International students are not alone when they arrive in Ontario. There is a coordinated “team” approach to supporting new international students as soon as they arrive. Everyone works together --- the Homestay family, international education office staff, the school Principal and teaching staff, as well as students from the school and local community partners--- to welcome and assist new international students. The safety, care and well-being of students are of the greatest importance at all times.
Arriving in a new country to attend a new school where everyone is speaking a different language can seem overwhelming at first. Host families have experience in welcoming students and will not only provide a comfortable and safe living environment, but also help new students get to know their new neighbourhood and locate their new school. In addition, the host family will help the new students to get to know about the local transportation systems and answer any questions the student may have.
Most school boards have developed a comprehensive orientation program which introduces international students to what they can expect in their new school, while also providing key information about their new community. Many school boards offer a local bus tour or ask returning international students to make presentations about how they adapted to their new school and Canadian culture.
Shortly after arrival and usually before a new international student starts at a school, there is an appointment to assess language proficiency, and often mathematics skills as well. This assessment will help to place the student into a learning environment suitable to the student’s needs and ability.
It can be intimidating at first, but know that many international students have come before you and had a successful and enjoyable learning experience.

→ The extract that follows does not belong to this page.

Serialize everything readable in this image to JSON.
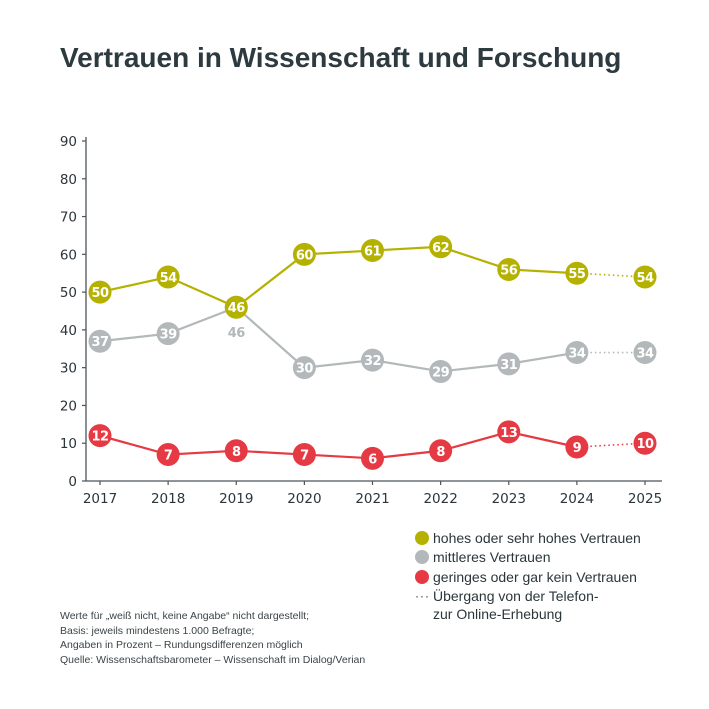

Often you will be welcomed by the school Principal and be introduced to some of the school staff. Many schools have developed their own orientation programs and lots of schools have a student “partner” with you to provide you with a tour of the school and let you know where the Library, Cafeteria, and washrooms are, inform you about school routines, and show you your new classrooms.
These student support services are available to all international students in all secondary schools:
One of the most helpful and important people you will work with during your time as an international student is your assigned “Guidance Counsellor.” In some schools the guidance counsellor works exclusively with international students. Guidance counsellors work in the Student Services Office at the school and provide a wide range of assistance to international students, and can help with arranging your subject timetable, communicate with your subject teachers, answer any questions you have about graduation requirements, as well as support you with any emotional or personal challenges you may be facing. Do not hesitate to make an appointment to see your guidance counsellor whenever you have a concern.
Some school boards have staff in the role of Academic Advisor(s) who may be involved in conducting the initial assessment of students upon their arrival as well as assisting international students with academics throughout the school year. Academic Advisors have an in-depth knowledge about ESL programs and help students to select courses best suited to the student’s ability and interests. The Academic Advisors work in cooperation with the Student Services staff and the guidance counsellors.
ESL teachers have special training in order to teach ESL students. These teachers understand the challenges of learning a second language faced by international students. To accommodate the international students:
”Using a variety of instructional, assessment, and evaluation strategies, teachers provide numerous opportunities for students to acquire proficiency in English, as well as subject content knowledge. They provide learners with frequent opportunities to practise and apply new learning and, through regular and varied assessment, give them the specific feedback they need to further develop and refine their skills.”
(The Ontario Curriculum: Secondary/English as a Second Language and English Literacy Development: www.edu.gov.on.ca/eng/curriculum/secondary/esl.html, p. 8)
Many teachers offer extra-help sessions at lunchtime or after school to any students who may need assistance. It is important to let your teacher know if you feel you require this extra support; alternatively, your teacher may suggest that you ought to take advantage of extra assistance to support your classroom learning. In some instances, a resource teacher or teacher’s aide may provide additional assistance with “one-to-one” support. In addition, many schools offer peer support programs where students volunteer to help other students to practice conversing in English or tutoring with homework assignments.
Some school boards employ Multicultural Liaison Officers (MLOs) in schools; these staff members speak a number different languages and may be called upon to assist international students, especially with translation and in communicating with either school staff or parents.